Mehvish Makhdoom, Amna Kanwal, Iqra Ghafoor
Wheat Research Institute, Ayub Agricultural Research Institute, Faisalabad
What causes Karnal Bunt?
Karnal bunt is caused by the fungus Tilletia indica, and is spread by spores (teliospores and sporidia). Teliospores can be carried in soil and on a variety of surfaces, including seed and other plant parts, farm equipment, tools, and even vehicles. Infection occurs after heading when sporidia produced from teliospores at the soil surface are dispersed to the glumes of the wheat spike. The ideal conditions for infection are cool temperatures (15˚-22˚C) and rainfall, overhead irrigation, or high humidity. These conditions must occur during heading and for a few weeks afterward for KB to develop.

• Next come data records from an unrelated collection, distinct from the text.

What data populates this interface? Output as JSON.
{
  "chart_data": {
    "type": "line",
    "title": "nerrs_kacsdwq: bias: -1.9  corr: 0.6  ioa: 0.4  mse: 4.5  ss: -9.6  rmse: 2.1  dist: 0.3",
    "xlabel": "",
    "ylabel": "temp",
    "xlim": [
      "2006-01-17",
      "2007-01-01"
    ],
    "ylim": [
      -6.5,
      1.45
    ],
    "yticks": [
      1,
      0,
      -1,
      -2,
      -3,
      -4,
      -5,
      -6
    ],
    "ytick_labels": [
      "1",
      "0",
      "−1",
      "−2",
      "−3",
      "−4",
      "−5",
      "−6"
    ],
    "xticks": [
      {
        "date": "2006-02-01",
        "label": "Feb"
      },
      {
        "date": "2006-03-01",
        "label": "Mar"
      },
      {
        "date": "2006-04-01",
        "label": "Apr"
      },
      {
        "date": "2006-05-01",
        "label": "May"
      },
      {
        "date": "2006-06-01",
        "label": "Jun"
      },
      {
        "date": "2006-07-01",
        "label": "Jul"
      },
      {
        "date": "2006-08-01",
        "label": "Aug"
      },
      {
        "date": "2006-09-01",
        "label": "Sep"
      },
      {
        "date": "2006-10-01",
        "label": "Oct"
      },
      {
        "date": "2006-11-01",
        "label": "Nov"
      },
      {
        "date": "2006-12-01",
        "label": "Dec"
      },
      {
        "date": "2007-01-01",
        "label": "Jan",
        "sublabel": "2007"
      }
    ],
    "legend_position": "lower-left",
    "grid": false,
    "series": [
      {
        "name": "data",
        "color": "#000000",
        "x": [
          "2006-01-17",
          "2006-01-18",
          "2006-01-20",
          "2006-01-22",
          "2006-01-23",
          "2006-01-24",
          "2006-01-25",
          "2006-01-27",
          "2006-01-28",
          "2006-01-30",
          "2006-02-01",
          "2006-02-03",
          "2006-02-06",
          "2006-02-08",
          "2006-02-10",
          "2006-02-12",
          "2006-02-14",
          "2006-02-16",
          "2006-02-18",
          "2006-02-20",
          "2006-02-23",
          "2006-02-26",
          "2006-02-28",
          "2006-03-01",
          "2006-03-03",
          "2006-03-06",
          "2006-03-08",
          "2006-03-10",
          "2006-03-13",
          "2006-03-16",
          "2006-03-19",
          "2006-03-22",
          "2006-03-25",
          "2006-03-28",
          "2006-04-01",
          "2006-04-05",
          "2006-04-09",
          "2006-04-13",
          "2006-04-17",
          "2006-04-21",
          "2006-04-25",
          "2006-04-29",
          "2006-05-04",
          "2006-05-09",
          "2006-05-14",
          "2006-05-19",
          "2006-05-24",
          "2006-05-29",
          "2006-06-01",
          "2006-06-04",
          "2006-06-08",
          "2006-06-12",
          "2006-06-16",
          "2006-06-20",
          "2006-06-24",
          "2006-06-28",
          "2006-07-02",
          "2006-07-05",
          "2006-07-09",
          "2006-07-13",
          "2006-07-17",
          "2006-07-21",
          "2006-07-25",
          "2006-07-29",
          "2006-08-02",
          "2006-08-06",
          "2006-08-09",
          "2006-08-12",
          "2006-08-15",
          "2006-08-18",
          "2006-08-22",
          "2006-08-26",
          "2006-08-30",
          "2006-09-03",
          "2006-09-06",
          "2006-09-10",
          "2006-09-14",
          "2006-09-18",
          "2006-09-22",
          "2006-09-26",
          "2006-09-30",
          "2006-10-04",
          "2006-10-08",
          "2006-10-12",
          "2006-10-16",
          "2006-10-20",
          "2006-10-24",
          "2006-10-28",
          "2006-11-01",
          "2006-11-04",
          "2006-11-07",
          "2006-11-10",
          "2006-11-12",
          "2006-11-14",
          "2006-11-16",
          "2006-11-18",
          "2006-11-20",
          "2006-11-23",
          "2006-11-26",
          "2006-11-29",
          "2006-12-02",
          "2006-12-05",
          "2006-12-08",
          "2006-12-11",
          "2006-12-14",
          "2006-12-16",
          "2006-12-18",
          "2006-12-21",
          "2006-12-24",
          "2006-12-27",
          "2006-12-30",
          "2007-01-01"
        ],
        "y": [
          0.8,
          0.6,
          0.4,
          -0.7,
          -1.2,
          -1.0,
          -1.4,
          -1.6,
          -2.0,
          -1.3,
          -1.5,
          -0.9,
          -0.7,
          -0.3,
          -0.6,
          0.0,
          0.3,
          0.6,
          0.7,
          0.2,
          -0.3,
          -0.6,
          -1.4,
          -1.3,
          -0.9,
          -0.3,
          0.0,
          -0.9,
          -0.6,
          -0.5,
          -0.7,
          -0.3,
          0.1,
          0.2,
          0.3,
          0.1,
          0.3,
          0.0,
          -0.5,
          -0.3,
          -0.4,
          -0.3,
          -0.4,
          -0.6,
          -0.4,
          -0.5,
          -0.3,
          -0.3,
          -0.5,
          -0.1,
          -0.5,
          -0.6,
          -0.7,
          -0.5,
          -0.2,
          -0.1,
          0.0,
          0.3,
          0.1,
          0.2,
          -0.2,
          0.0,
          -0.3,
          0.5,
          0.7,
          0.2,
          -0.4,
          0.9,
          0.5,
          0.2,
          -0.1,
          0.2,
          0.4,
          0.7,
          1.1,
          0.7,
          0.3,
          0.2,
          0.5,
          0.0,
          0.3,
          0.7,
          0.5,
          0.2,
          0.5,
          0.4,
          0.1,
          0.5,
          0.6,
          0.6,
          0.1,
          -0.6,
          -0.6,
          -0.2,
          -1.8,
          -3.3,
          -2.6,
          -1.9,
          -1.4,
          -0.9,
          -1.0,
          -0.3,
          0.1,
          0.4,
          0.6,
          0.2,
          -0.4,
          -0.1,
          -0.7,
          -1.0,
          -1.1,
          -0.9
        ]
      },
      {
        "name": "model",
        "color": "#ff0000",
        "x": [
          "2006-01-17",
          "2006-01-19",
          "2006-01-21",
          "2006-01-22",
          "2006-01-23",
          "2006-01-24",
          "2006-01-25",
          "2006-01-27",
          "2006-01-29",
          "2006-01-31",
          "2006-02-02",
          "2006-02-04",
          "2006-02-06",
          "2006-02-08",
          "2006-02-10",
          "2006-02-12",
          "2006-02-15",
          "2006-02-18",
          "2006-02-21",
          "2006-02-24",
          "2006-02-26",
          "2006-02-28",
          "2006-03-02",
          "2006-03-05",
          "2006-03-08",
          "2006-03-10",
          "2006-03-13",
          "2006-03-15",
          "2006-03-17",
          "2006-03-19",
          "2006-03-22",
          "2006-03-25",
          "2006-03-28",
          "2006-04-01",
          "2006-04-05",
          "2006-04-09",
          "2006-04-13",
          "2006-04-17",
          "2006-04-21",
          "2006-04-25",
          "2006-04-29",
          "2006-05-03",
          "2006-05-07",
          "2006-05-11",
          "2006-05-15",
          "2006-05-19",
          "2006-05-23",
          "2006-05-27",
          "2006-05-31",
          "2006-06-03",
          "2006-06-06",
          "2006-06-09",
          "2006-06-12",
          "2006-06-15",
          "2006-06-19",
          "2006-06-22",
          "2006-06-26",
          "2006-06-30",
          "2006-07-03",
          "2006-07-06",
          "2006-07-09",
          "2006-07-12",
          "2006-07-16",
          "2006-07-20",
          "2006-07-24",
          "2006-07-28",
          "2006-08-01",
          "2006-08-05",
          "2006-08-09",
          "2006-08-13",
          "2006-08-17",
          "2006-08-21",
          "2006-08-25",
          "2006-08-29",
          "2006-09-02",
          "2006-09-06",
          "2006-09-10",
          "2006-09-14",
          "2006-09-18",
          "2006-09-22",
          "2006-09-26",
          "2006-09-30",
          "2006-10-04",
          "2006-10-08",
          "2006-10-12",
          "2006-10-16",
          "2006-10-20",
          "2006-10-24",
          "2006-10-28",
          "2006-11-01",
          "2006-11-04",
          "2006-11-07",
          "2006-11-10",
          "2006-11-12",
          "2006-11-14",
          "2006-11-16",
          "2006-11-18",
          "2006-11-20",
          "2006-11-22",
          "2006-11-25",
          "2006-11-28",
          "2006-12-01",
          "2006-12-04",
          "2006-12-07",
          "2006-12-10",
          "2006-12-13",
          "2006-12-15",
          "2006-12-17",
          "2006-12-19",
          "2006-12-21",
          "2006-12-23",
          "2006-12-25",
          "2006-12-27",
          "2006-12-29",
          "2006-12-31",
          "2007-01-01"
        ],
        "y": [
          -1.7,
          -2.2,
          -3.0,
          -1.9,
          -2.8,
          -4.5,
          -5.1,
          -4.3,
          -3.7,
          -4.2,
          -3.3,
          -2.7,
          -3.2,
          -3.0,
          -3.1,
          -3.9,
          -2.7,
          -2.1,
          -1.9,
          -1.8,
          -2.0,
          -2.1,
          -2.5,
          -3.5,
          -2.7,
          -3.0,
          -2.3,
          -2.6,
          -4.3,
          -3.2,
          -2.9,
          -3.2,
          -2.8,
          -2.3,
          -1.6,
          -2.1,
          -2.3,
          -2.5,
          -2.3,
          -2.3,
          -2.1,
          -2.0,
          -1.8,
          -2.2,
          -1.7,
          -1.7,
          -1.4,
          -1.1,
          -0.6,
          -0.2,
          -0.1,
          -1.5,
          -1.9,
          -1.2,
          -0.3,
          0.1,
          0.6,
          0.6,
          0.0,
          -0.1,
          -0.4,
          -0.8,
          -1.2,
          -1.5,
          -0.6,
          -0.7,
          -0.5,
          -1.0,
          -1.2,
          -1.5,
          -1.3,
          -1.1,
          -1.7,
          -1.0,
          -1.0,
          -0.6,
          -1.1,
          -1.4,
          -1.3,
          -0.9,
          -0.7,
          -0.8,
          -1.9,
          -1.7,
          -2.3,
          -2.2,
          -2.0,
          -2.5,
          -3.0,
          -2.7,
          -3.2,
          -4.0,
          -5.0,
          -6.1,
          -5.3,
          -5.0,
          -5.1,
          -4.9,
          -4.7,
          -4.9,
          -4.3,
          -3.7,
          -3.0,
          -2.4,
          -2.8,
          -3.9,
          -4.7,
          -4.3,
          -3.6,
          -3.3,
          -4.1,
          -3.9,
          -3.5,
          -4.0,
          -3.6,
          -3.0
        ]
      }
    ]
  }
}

What does Karnal Bunt look like?
Karnal bunt is difficult to identify in the field. Developing wheat kernels are randomly infected and usually only partially converted to the fungus, which is why KB is sometimes called partial bunt. Infection typically occurs in only a few seeds per head, and not all heads on a single plant are infected. Infected grain shows no symptoms until near maturity. Even then the disease is difficult to detect in the field; the grain must be threshed and examined. The diseased portion of kernels is dark (Black) in color and fishy smelling. The kernel usually remains whole, with only a part of the germ end converted into a black powdery spore mass, usually along the kernel groove. Only in extreme cases is the entire kernel converted into spores.
Does Karnal Bunt only affect wheat?
KB affects wheat, durum wheat, and triticale. Rye has been shown to be susceptible with artificial inoculation. Barley and oats are not susceptible. Durum wheats and triticale are less susceptible than hard red and soft white wheats.
Can I consume KB-infected grains?
Yield losses resulting from KB are generally light. The disease does not present a risk to human health, but does reduce flour quality. Generally, wheat containing more than 3 percent bunted kernels is considered unfit for human consumption. Odor and palatability of whole meal and finished products are adversely affected by the chemical trimethylamine produced by the fungus. Pasta products made with flour contaminated with KB spores can have an unacceptable color. At five per cent infection, quality distinctly deteriorates; loss in flour recovery and chemical changes in composition of flour and gluten content cause poor dough strength. Washed and steeped grains in wheat lots with 7-10 per cent infected grains are considered acceptable for consumption.
What can I do to prevent KB?
In the absence of cold and rainy weather, chance of KB is reduced. High rates of nitrogen application and heavy manuring, may also increase the disease incidence. Cultivars sown between November 30 and December 20 are more prone to KB than those sown earlier. The most effective and economical method of controlling the disease is by growing resistance varieties, although the impact of weather during these periods is also recognised.
Will a seed treatment help?
Chemical seed treatments used to control other bunt and smut diseases of wheat are not effective for control of KB because there is insufficient chemical in the plant at heading when infection occurs. Also, the inoculum does not infect the developing seedling as in other bunt diseases nor is it internal to the seed as in smuts.
Since Karnal bunt is soil borne, air borne and seed borne disease. Hot water and solar energy treatments have been applied to KB-infected seeds. However, they have had limited application. For small samples, spores on seed surfaces may be eliminated by disinfesting seeds in a 1.75 percent solution of sodium hypochlorite (i.e., one part of household bleach to two parts of water) plus Tween 20 with agitation for 10 minutes followed by rinsing. Germination of seed treated in this manner is reduced slightly
Soil fumigation: Soil fumigation to control spore germination with some success is reported. In wet soil, methyl bromide reduces spore germination by 98 per cent when buried at depths up to 10 cm. Metam-sodium (Vapam) and formaldehyde were effective only on the soil surface. In dry soil, Vapam reduced germination by 57-99 per cent when spores were buried at depths up to 10 cm.